Tanah Abang

Bangunan Pasar Tanah Abang yang modern (foto: Indonesiatrend.com,)

Justinus Vinck, pejabat VOC yang kaya raya. Di tangan Vinck tergenggam sejarah berdirinya pasar. Ceritanya bermula ketika Vinck, yang memiliki dua bidang tanah di Batavia, ingin mengubah tanahnya itu menjadi aset yang produktif. Caranya dengan menjadikannya pasar.

Maka, dibangunlah Pasar Senen dan Pasar Tanah Abang. Itulah asal usul kedua pasar tersebut. Menurut Alwi Shahab dalam Saudagar Baghdad dari Betawi (2004), kedua pasar itu diresmikan pada 31 Agustus 1735. Berarti kini usianya mendekati 3 abad.

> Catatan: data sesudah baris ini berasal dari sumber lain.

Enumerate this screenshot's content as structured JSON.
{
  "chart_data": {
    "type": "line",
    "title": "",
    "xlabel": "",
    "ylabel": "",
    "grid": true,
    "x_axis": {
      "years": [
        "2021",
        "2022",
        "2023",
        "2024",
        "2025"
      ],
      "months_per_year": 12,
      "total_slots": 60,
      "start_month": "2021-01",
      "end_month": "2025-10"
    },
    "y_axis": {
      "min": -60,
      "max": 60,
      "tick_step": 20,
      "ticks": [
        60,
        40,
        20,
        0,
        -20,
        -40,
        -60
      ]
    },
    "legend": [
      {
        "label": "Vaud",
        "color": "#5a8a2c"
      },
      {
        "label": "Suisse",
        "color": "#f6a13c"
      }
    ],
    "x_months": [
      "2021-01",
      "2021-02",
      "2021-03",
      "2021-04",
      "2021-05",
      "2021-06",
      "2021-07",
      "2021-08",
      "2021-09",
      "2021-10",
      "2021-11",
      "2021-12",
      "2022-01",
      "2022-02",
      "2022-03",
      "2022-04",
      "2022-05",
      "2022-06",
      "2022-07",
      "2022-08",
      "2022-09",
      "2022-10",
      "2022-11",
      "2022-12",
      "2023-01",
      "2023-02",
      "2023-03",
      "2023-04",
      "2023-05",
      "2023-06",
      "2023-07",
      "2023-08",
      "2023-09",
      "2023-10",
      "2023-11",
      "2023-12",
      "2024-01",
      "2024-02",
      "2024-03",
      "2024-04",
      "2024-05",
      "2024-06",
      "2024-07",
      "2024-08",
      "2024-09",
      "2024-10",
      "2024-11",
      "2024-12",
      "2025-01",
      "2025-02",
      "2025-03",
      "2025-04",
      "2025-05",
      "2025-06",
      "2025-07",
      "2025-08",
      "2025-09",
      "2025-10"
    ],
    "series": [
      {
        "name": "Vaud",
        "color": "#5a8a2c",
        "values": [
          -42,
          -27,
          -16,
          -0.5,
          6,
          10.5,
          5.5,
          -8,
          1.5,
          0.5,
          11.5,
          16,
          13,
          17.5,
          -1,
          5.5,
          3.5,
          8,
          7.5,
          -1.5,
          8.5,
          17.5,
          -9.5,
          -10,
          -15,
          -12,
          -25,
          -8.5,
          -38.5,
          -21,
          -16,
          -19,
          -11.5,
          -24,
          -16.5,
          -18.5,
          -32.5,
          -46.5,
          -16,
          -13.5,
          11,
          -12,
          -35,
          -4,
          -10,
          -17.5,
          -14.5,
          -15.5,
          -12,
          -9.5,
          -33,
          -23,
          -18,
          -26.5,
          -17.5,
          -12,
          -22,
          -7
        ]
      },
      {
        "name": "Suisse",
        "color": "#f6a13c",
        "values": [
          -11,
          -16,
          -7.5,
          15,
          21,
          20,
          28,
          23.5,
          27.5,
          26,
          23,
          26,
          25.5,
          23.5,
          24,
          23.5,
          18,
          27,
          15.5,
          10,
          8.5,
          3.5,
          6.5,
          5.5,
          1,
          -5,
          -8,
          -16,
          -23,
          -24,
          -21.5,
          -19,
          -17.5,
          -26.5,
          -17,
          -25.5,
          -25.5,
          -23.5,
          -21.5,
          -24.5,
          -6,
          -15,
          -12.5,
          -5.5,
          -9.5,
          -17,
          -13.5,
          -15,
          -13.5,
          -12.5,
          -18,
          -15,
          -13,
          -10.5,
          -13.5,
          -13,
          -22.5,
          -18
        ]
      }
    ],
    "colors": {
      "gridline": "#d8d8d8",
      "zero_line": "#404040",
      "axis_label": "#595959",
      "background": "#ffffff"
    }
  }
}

Meskipun ibaratnya saudara kembar, kedua pasar itu memiliki fungsi berbeda. Pasar Senen khusus menjual sayuran serta kebutuhan pokok sedangkan Tanah Abang diperuntukkan menjual tekstil dan kelontong. Begitulah fungsinya berlanjut hingga sekarang.

Awalnya pasar ini sepi, lapak pun hanya berdinding anyaman bambu. Namun, seiring bertambahnya perkampungan di sekitarnya, pasar berkembang pesat. Apalagi setelah dimodernisasai dan dikelola PD Pasar Jaya, BUMD milik Pemerintah Provinsi DKI Jakarta.

Pasar Tanah Abang jadi sentra penjualan tekstil. Dari sinilah Pasar Tanah Abang mulai dikenal di luar negeri, khususnya kawasan Asia Tenggara. Dari berbagai daerah bahkan dari Malaysia, Singapura, Johor, dan Brunei mengunjungi Pasar Tanah Abang belanja tekstil.

Pasar Tanah Abang pada tahun 1930 (foto: pinterest.com)

Di tahun 1990-an perputaran uang di Pasar Tanah Abang mencapai Rp 10 miliar per hari. Maka, Tanah Abang dinobatkan sebagai pasar tekstil terbesar se-Asia Tenggara. Bahkan, mengutip CNN Indonesia, dua tahun lalu pernah menyentuh Rp 200 miliar per hari.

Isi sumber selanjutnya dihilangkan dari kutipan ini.